We are interested in exploring how habitat fragmentation influence plant-frugivore interaction networks, by comparing the structure and strength of these networks in edge vs. interior habitats. We also aim to investigate how changes in frugivore community from a gradient of forest-edge to interior habitat influence the rates of seed dispersal and seedling recruitment dynamics.
PhD student associate Nancia Raoelinjanakolona has recently been awarded a Rufford Small Grant and a National Geographic Society Early-Career grant to conduct some of the objectives related to this topic in the rainforest of Ihofa as part of her PhD at the University of Antananarivo.
Biological invasions impacts on ecological communities
Biological invasions of native communities by exotic species are among the top ecological problems the world is facing today. In forest ecosystems, invasion of introduced plant species can pose serious threats to biodiversity and ecosystem function. Thus, understanding the mechanisms that facilitate their spread and their impacts at the community-level can provide important insights for control and management.

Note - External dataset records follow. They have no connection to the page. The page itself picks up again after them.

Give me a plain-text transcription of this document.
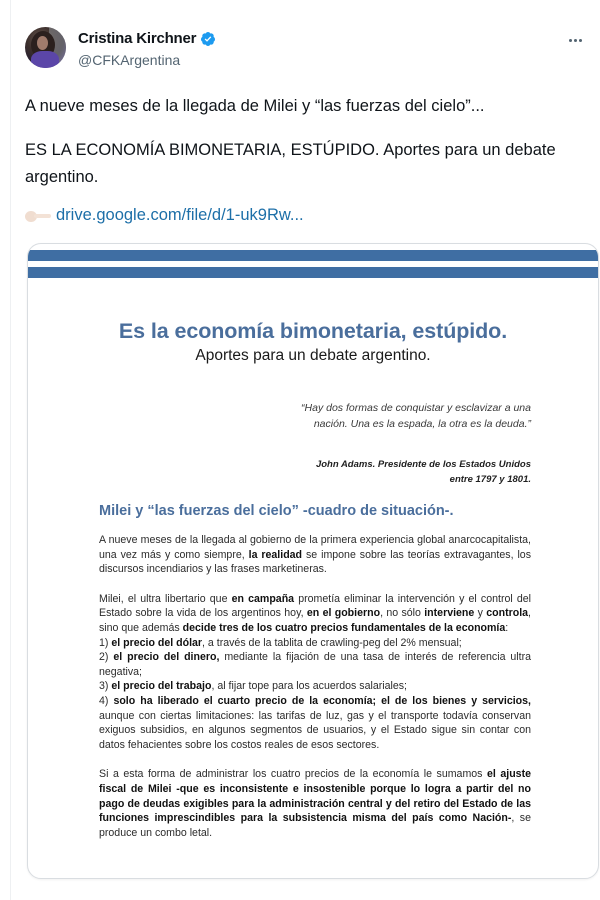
Cristina Kirchner
@CFKArgentina

A nueve meses de la llegada de Milei y “las fuerzas del cielo”...

ES LA ECONOMÍA BIMONETARIA, ESTÚPIDO. Aportes para un debate argentino.

drive.google.com/file/d/1-uk9Rw...
Es la economía bimonetaria, estúpido.
Aportes para un debate argentino.
“Hay dos formas de conquistar y esclavizar a una nación. Una es la espada, la otra es la deuda.”
John Adams. Presidente de los Estados Unidos entre 1797 y 1801.
Milei y “las fuerzas del cielo” -cuadro de situación-.

A nueve meses de la llegada al gobierno de la primera experiencia global anarcocapitalista, una vez más y como siempre, la realidad se impone sobre las teorías extravagantes, los discursos incendiarios y las frases marketineras.

Milei, el ultra libertario que en campaña prometía eliminar la intervención y el control del Estado sobre la vida de los argentinos hoy, en el gobierno, no sólo interviene y controla, sino que además decide tres de los cuatro precios fundamentales de la economía:

1) el precio del dólar, a través de la tablita de crawling-peg del 2% mensual;
2) el precio del dinero, mediante la fijación de una tasa de interés de referencia ultra negativa;
3) el precio del trabajo, al fijar tope para los acuerdos salariales;
4) solo ha liberado el cuarto precio de la economía; el de los bienes y servicios, aunque con ciertas limitaciones: las tarifas de luz, gas y el transporte todavía conservan exiguos subsidios, en algunos segmentos de usuarios, y el Estado sigue sin contar con datos fehacientes sobre los costos reales de esos sectores.

Si a esta forma de administrar los cuatro precios de la economía le sumamos el ajuste fiscal de Milei -que es inconsistente e insostenible porque lo logra a partir del no pago de deudas exigibles para la administración central y del retiro del Estado de las funciones imprescindibles para la subsistencia misma del país como Nación-, se produce un combo letal.
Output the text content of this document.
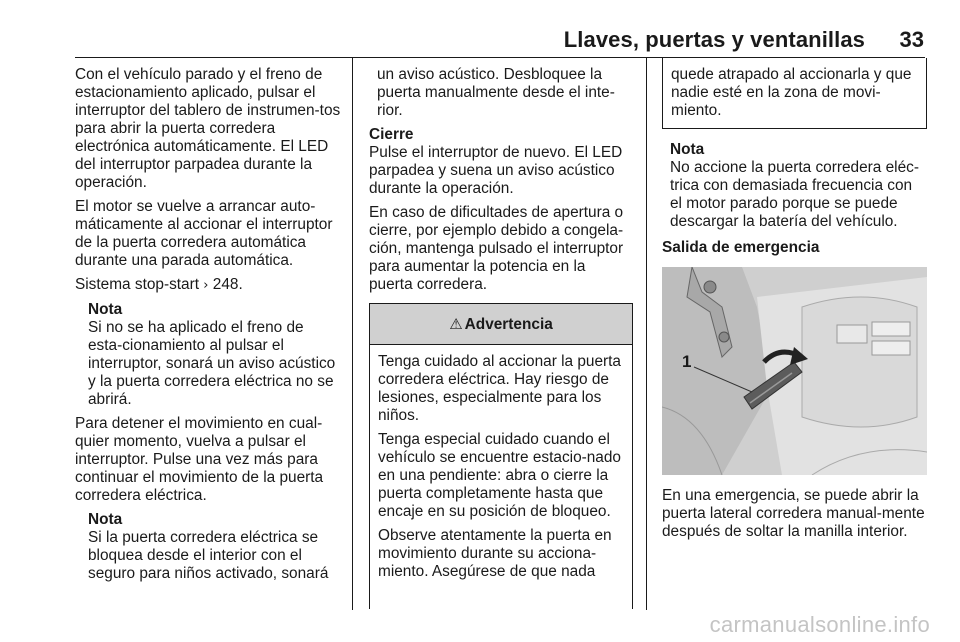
Llaves, puertas y ventanillas 33

Con el vehículo parado y el freno de estacionamiento aplicado, pulsar el interruptor del tablero de instrumen-tos para abrir la puerta corredera electrónica automáticamente. El LED del interruptor parpadea durante la operación.

El motor se vuelve a arrancar auto-máticamente al accionar el interruptor de la puerta corredera automática durante una parada automática.

Sistema stop-start › 248.

Nota

Si no se ha aplicado el freno de esta-cionamiento al pulsar el interruptor, sonará un aviso acústico y la puerta corredera eléctrica no se abrirá.

Para detener el movimiento en cual-quier momento, vuelva a pulsar el interruptor. Pulse una vez más para continuar el movimiento de la puerta corredera eléctrica.

Nota

Si la puerta corredera eléctrica se bloquea desde el interior con el seguro para niños activado, sonará

un aviso acústico. Desbloquee la puerta manualmente desde el inte-rior.

Cierre

Pulse el interruptor de nuevo. El LED parpadea y suena un aviso acústico durante la operación.

En caso de dificultades de apertura o cierre, por ejemplo debido a congela-ción, mantenga pulsado el interruptor para aumentar la potencia en la puerta corredera.

⚠ Advertencia

Tenga cuidado al accionar la puerta corredera eléctrica. Hay riesgo de lesiones, especialmente para los niños.

Tenga especial cuidado cuando el vehículo se encuentre estacio-nado en una pendiente: abra o cierre la puerta completamente hasta que encaje en su posición de bloqueo.

Observe atentamente la puerta en movimiento durante su acciona-miento. Asegúrese de que nada

quede atrapado al accionarla y que nadie esté en la zona de movi-miento.

Nota

No accione la puerta corredera eléc-trica con demasiada frecuencia con el motor parado porque se puede descargar la batería del vehículo.

Salida de emergencia
1

En una emergencia, se puede abrir la puerta lateral corredera manual-mente después de soltar la manilla interior.

carmanualsonline.info
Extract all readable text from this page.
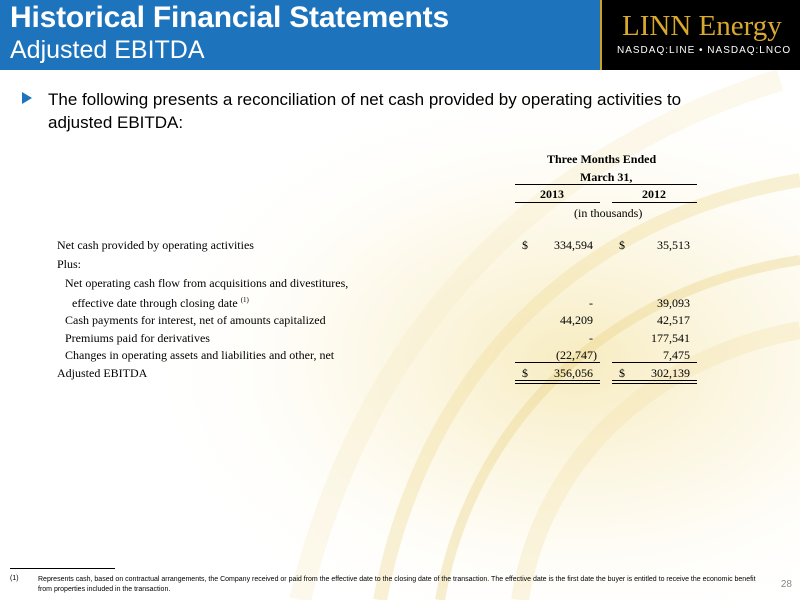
Historical Financial Statements
Adjusted EBITDA
LINN Energy
NASDAQ:LINE • NASDAQ:LNCO
The following presents a reconciliation of net cash provided by operating activities to adjusted EBITDA:
Three Months Ended
March 31,
2013	2012
(in thousands)
Net cash provided by operating activities	$	334,594 $	35,513
Plus:
Net operating cash flow from acquisitions and divestitures,
effective date through closing date $^{(1)}$	-	39,093
Cash payments for interest, net of amounts capitalized	44,209	42,517
Premiums paid for derivatives	-	177,541
Changes in operating assets and liabilities and other, net	(22,747)	7,475
Adjusted EBITDA	$	356,056 $	302,139
(1)	Represents cash, based on contractual arrangements, the Company received or paid from the effective date to the closing date of the transaction. The effective date is the first date the buyer is entitled to receive the economic benefit from properties included in the transaction.	28
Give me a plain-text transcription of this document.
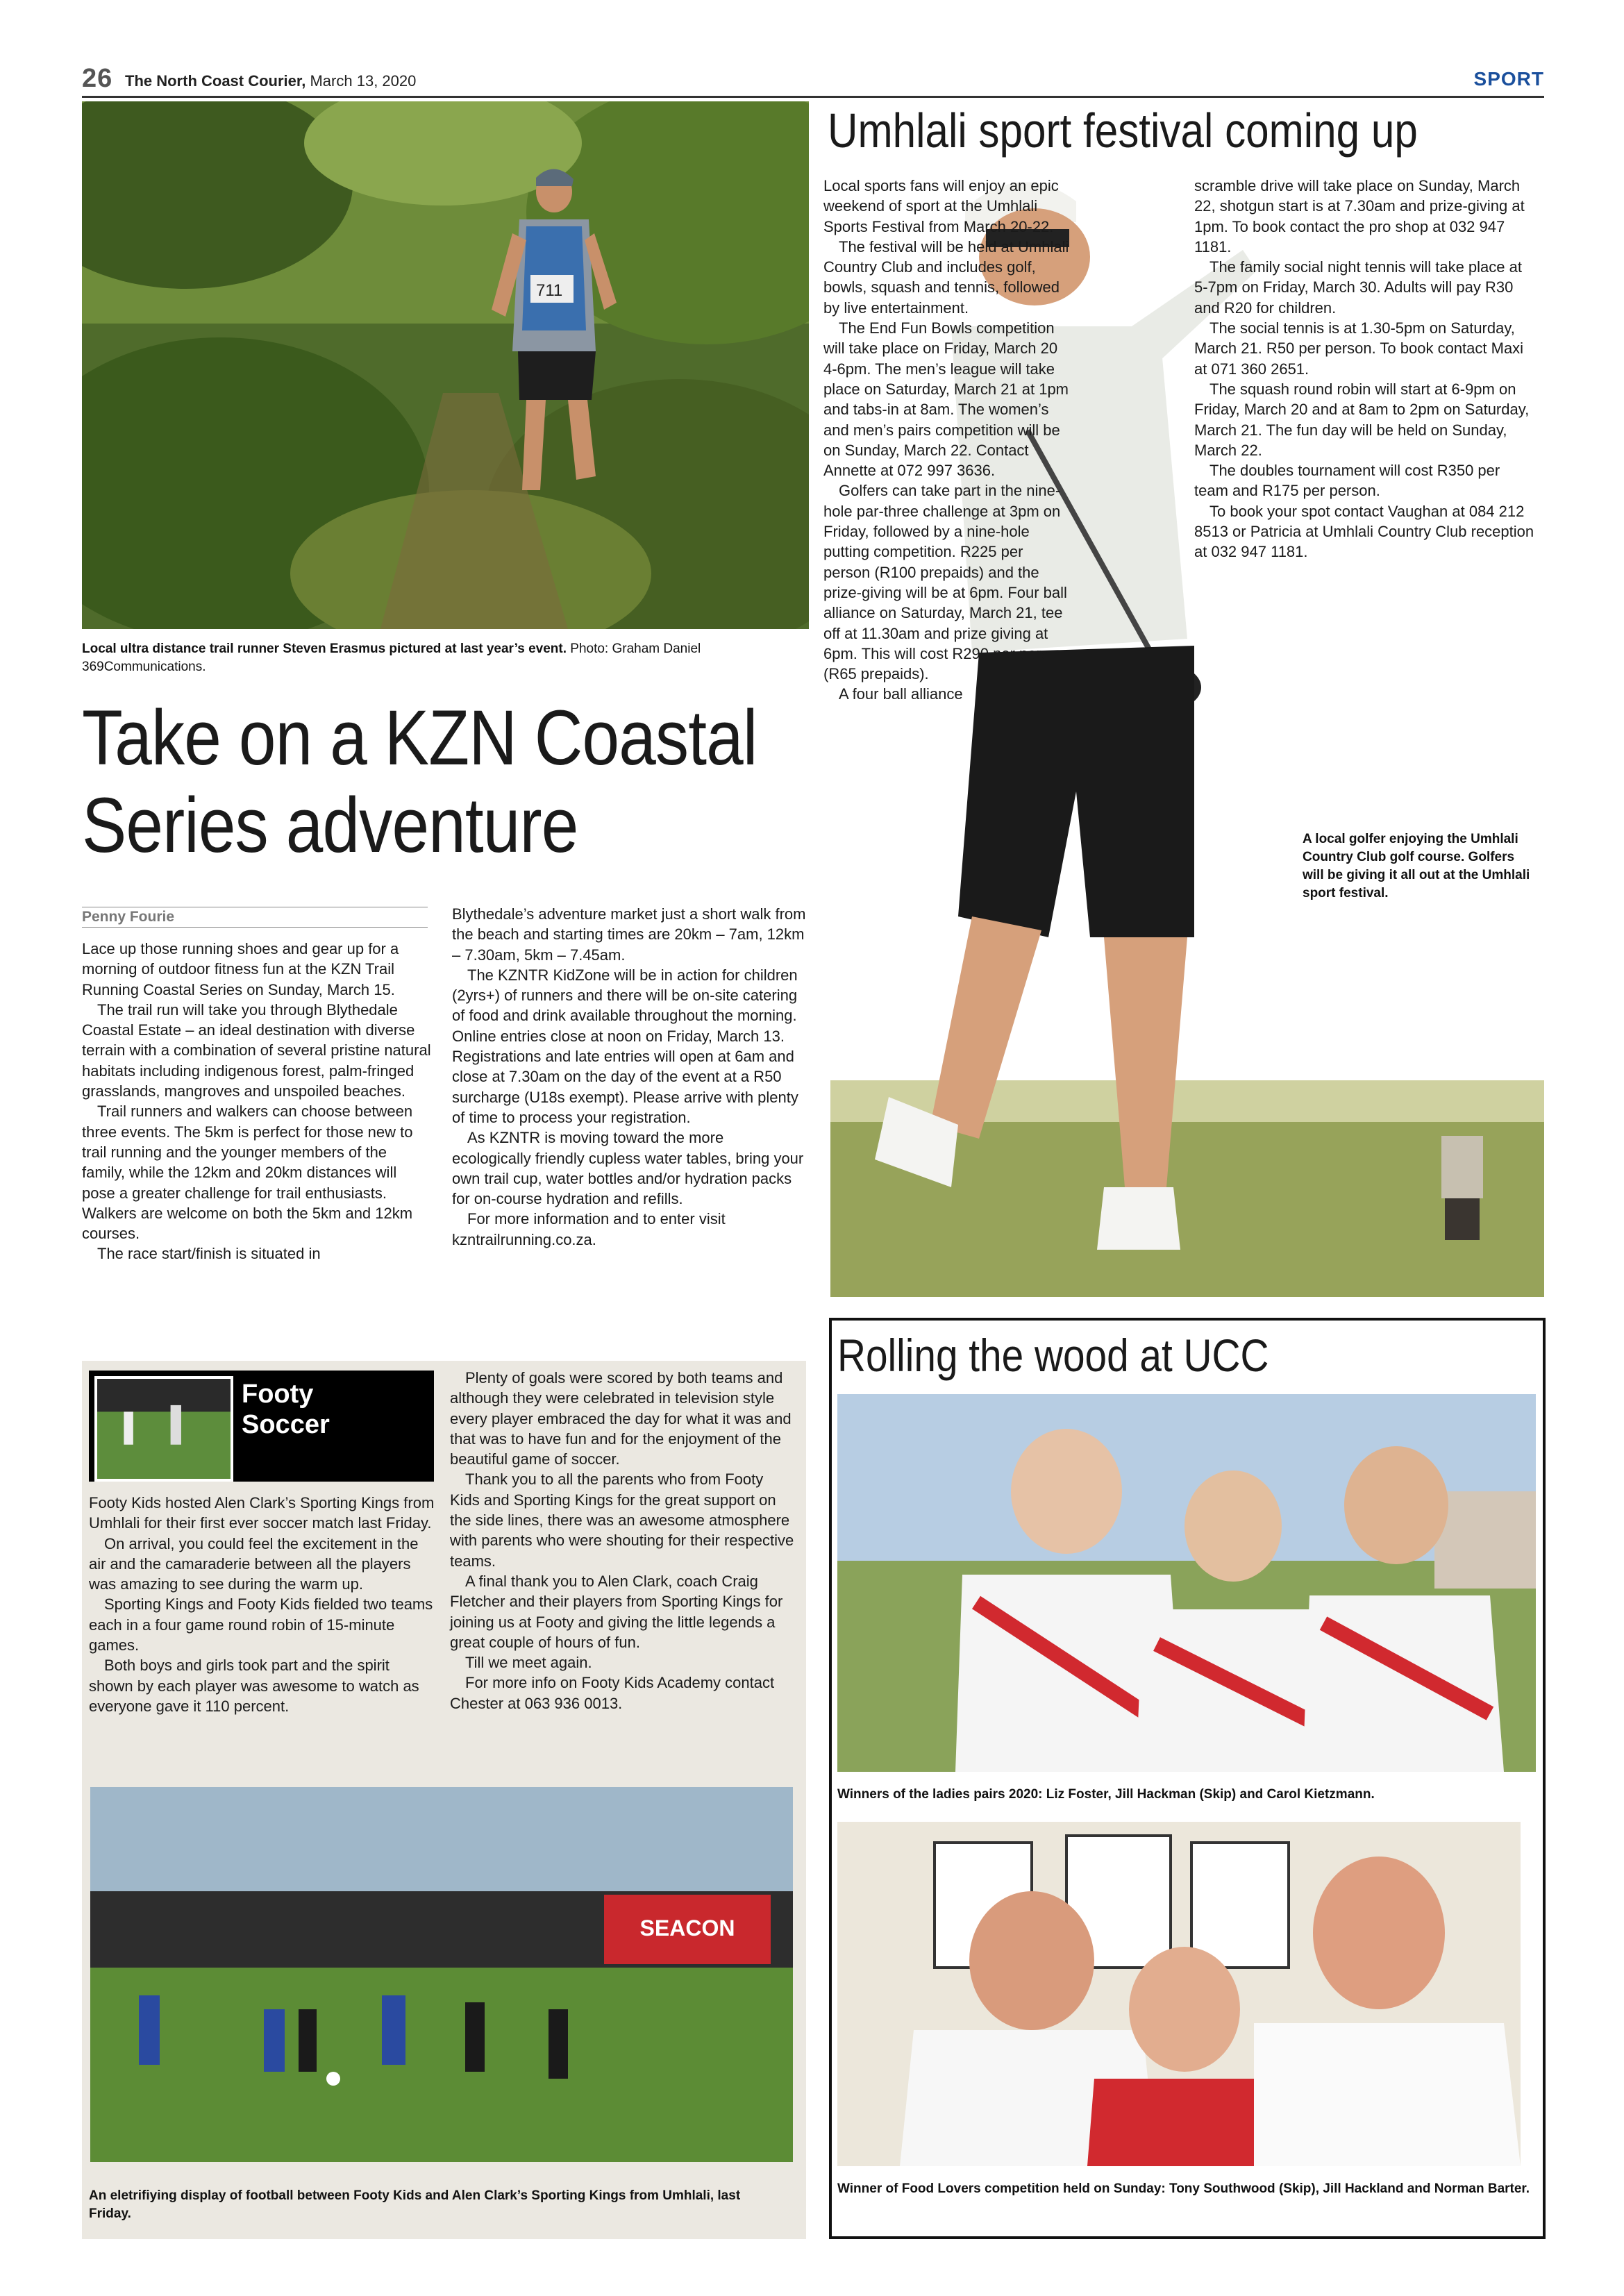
26 The North Coast Courier, March 13, 2020	SPORT
711
Local ultra distance trail runner Steven Erasmus pictured at last year’s event. Photo: Graham Daniel 369Communications.
Take on a KZN Coastal
Series adventure
Penny Fourie

Lace up those running shoes and gear up for a morning of outdoor fitness fun at the KZN Trail Running Coastal Series on Sunday, March 15.

The trail run will take you through Blythedale Coastal Estate – an ideal destination with diverse terrain with a combination of several pristine natural habitats including indigenous forest, palm-fringed grasslands, mangroves and unspoiled beaches.

Trail runners and walkers can choose between three events. The 5km is perfect for those new to trail running and the younger members of the family, while the 12km and 20km distances will pose a greater challenge for trail enthusiasts. Walkers are welcome on both the 5km and 12km courses.

The race start/finish is situated in

Blythedale’s adventure market just a short walk from the beach and starting times are 20km – 7am, 12km – 7.30am, 5km – 7.45am.

The KZNTR KidZone will be in action for children (2yrs+) of runners and there will be on-site catering of food and drink available throughout the morning. Online entries close at noon on Friday, March 13. Registrations and late entries will open at 6am and close at 7.30am on the day of the event at a R50 surcharge (U18s exempt). Please arrive with plenty of time to process your registration.

As KZNTR is moving toward the more ecologically friendly cupless water tables, bring your own trail cup, water bottles and/or hydration packs for on-course hydration and refills.

For more information and to enter visit kzntrailrunning.co.za.

Umhlali sport festival coming up

Local sports fans will enjoy an epic weekend of sport at the Umhlali Sports Festival from March 20-22.

The festival will be held at Umhlali Country Club and includes golf, bowls, squash and tennis, followed by live entertainment.

The End Fun Bowls competition will take place on Friday, March 20 4-6pm. The men’s league will take place on Saturday, March 21 at 1pm and tabs-in at 8am. The women’s and men’s pairs competition will be on Sunday, March 22. Contact Annette at 072 997 3636.

Golfers can take part in the nine-hole par-three challenge at 3pm on Friday, followed by a nine-hole putting competition. R225 per person (R100 prepaids) and the prize-giving will be at 6pm. Four ball alliance on Saturday, March 21, tee off at 11.30am and prize giving at 6pm. This will cost R290 per person (R65 prepaids).

A four ball alliance

scramble drive will take place on Sunday, March 22, shotgun start is at 7.30am and prize-giving at 1pm. To book contact the pro shop at 032 947 1181.

The family social night tennis will take place at 5-7pm on Friday, March 30. Adults will pay R30 and R20 for children.

The social tennis is at 1.30-5pm on Saturday, March 21. R50 per person. To book contact Maxi at 071 360 2651.

The squash round robin will start at 6-9pm on Friday, March 20 and at 8am to 2pm on Saturday, March 21. The fun day will be held on Sunday, March 22.

The doubles tournament will cost R350 per team and R175 per person.

To book your spot contact Vaughan at 084 212 8513 or Patricia at Umhlali Country Club reception at 032 947 1181.

A local golfer enjoying the Umhlali Country Club golf course. Golfers will be giving it all out at the Umhlali sport festival.
Footy
Soccer

Footy Kids hosted Alen Clark’s Sporting Kings from Umhlali for their first ever soccer match last Friday.

On arrival, you could feel the excitement in the air and the camaraderie between all the players was amazing to see during the warm up.

Sporting Kings and Footy Kids fielded two teams each in a four game round robin of 15-minute games.

Both boys and girls took part and the spirit shown by each player was awesome to watch as everyone gave it 110 percent.

Plenty of goals were scored by both teams and although they were celebrated in television style every player embraced the day for what it was and that was to have fun and for the enjoyment of the beautiful game of soccer.

Thank you to all the parents who from Footy Kids and Sporting Kings for the great support on the side lines, there was an awesome atmosphere with parents who were shouting for their respective teams.

A final thank you to Alen Clark, coach Craig Fletcher and their players from Sporting Kings for joining us at Footy and giving the little legends a great couple of hours of fun.

Till we meet again.

For more info on Footy Kids Academy contact Chester at 063 936 0013.

SEACON
An eletrifiying display of football between Footy Kids and Alen Clark’s Sporting Kings from Umhlali, last Friday.
Rolling the wood at UCC
Winners of the ladies pairs 2020: Liz Foster, Jill Hackman (Skip) and Carol Kietzmann.
Winner of Food Lovers competition held on Sunday: Tony Southwood (Skip), Jill Hackland and Norman Barter.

In Madagascar's rainforests, one of the major conservation concern is the highly invasive strawberry guava (Psidium cattleianum). In a recent collaborative research, we found that its invasion decreases the taxonomic and functional diversity of Madagascar's rainforests (DeSisto et al. 2020). Further, at a local scale, its presence was associated with an increase in frugivore species richness. It has indeed become a major food source for many endangered lemur species. The findings highlight the complexity of invasive species management as this species is important for both native fauna and human communities who commonly use it for food, medicinal purposes and construction materials. We are thus working on unraveling these complex interactions to provide tools for forest managers for an holistic approach to address the management of this species.